Johannesburg - Nine-year-old Kgomotso Mashego is recovering in hospital after he was hit on the forehead by a firework outside his home in White City, Soweto, on New Year’s Eve.

According to the boy, the Roman candle firecracker, known as a 100 Shooter, was deliberately aimed at him. It left a burn wound on his head.

Kgomotso said he had been standing at the gate of his home when a group of youths aimed the firework at him.

His mother said Kgomotso had run inside, screaming, and was rushed to hospital.

Kgomotso kept his eyes closed as he spoke to The Star on Thursday because he said they were painful.

“I think the smoke from the firecracker got into my eyes,” the boy explained.

His distraught mother said they were still waiting for Kgomotso to see an eye specialist to find out if his eyes had been damaged.

She said a doctor had said the wound on Kgomotso’s forehead was not serious, but he wanted him to be examined by an eye specialist to determine whether he is okay.

Kgomotso said he had not been playing with any fireworks when he was injured, but had been waiting for his supper.

“I was just watching people as they were shooting the firecrackers, when someone aimed a firecracker at me,” the boy added.

His mother said parents should not let their children handle crackers. “We did not even buy crackers this year,” she said.

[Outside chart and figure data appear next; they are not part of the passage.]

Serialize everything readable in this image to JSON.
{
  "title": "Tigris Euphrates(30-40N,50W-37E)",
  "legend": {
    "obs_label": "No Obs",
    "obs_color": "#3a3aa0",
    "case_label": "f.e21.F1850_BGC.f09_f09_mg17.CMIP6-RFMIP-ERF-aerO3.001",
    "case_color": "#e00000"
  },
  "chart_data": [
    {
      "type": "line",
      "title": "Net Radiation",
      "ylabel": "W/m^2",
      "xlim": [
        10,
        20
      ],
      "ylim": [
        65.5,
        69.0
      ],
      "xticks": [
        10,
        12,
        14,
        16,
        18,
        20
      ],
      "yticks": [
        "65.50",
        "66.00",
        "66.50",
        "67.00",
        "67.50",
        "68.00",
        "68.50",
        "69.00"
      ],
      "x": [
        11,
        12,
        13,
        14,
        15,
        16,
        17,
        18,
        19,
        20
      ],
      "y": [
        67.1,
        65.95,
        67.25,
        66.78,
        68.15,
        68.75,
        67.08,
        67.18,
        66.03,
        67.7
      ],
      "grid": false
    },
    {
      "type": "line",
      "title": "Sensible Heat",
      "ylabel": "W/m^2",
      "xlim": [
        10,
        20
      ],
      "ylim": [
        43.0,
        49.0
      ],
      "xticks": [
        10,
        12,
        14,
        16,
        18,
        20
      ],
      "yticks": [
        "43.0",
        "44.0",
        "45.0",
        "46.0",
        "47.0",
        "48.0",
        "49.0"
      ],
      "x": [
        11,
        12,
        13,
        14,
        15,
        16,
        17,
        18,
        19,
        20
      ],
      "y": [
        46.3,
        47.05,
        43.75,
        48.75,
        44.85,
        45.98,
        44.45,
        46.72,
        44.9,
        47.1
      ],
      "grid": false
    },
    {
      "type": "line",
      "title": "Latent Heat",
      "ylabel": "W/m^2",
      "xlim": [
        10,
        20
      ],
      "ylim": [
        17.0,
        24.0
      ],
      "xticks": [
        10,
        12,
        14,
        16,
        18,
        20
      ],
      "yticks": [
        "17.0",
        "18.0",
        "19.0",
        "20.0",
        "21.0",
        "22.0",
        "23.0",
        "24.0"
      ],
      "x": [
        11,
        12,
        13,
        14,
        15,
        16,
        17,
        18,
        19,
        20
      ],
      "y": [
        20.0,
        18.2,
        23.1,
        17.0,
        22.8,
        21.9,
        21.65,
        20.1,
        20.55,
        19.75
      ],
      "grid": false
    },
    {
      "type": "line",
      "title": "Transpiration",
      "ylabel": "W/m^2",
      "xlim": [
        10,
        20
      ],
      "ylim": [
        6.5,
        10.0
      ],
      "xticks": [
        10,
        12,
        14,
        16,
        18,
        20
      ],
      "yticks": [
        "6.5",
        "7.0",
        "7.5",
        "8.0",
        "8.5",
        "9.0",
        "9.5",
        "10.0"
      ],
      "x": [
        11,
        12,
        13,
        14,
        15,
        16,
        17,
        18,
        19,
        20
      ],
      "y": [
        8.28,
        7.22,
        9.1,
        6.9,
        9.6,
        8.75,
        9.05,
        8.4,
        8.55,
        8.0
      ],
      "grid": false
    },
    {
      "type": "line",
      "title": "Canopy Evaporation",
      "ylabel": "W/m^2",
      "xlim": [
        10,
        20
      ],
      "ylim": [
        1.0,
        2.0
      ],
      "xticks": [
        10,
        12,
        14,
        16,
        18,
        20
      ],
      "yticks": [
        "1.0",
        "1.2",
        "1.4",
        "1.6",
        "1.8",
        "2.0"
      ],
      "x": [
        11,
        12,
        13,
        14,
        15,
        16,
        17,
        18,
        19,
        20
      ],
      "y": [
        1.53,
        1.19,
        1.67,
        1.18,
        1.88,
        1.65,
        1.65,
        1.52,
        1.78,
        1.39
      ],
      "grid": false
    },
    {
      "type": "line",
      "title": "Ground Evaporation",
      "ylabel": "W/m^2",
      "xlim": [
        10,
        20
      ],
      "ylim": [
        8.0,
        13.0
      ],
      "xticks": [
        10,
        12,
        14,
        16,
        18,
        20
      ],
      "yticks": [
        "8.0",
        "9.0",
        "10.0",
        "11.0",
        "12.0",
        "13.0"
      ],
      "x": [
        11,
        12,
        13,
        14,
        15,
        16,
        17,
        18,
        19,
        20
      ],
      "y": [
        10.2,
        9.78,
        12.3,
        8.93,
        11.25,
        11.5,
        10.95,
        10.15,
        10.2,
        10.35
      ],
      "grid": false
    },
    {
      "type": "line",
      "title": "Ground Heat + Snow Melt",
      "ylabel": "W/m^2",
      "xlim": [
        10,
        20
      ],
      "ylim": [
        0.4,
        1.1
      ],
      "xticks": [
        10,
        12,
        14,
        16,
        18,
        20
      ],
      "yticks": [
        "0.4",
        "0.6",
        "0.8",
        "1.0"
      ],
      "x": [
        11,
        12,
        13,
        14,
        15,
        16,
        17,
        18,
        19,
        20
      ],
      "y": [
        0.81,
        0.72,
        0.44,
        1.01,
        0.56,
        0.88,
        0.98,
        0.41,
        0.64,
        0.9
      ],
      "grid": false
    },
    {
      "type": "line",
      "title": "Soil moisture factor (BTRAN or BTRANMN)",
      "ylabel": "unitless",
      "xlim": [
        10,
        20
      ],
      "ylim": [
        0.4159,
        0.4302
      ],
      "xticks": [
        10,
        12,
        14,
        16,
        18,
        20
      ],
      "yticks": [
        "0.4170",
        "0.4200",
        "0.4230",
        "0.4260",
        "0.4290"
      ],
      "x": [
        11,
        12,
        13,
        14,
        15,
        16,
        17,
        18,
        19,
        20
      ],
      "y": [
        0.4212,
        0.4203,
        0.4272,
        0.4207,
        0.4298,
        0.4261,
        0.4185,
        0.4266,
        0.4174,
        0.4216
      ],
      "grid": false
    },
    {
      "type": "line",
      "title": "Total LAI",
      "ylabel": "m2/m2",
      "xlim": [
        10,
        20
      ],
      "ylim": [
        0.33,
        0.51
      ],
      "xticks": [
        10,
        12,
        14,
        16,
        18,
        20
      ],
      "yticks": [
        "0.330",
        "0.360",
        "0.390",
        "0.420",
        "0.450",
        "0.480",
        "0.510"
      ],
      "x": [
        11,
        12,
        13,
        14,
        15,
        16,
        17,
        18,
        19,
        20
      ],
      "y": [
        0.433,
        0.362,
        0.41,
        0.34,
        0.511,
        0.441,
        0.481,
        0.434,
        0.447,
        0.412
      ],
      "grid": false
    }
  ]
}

“We used the few that we had from last year. But we never give them to children because we know they are dangerous. What is hurting me is that the parents of the child who hurt my son are denying everything. They are saying they are not responsible for what is happening in the streets,” Mashego said.

Meanwhile, a concerned citizen, Jessica Baker, said she was disappointed that children were allowed to use crackers. She said that if a child is below the age of 18, they should not be allowed to handle them. “Firecrackers are dangerous. There are too many stories about people who were injured while setting off crackers.”

“I dread to think how dogs and cats may have suffered (on New Year’s Eve). The use of fireworks is out of control – it sounded like a war, such was the level of noise from midnight onwards,” Baker said.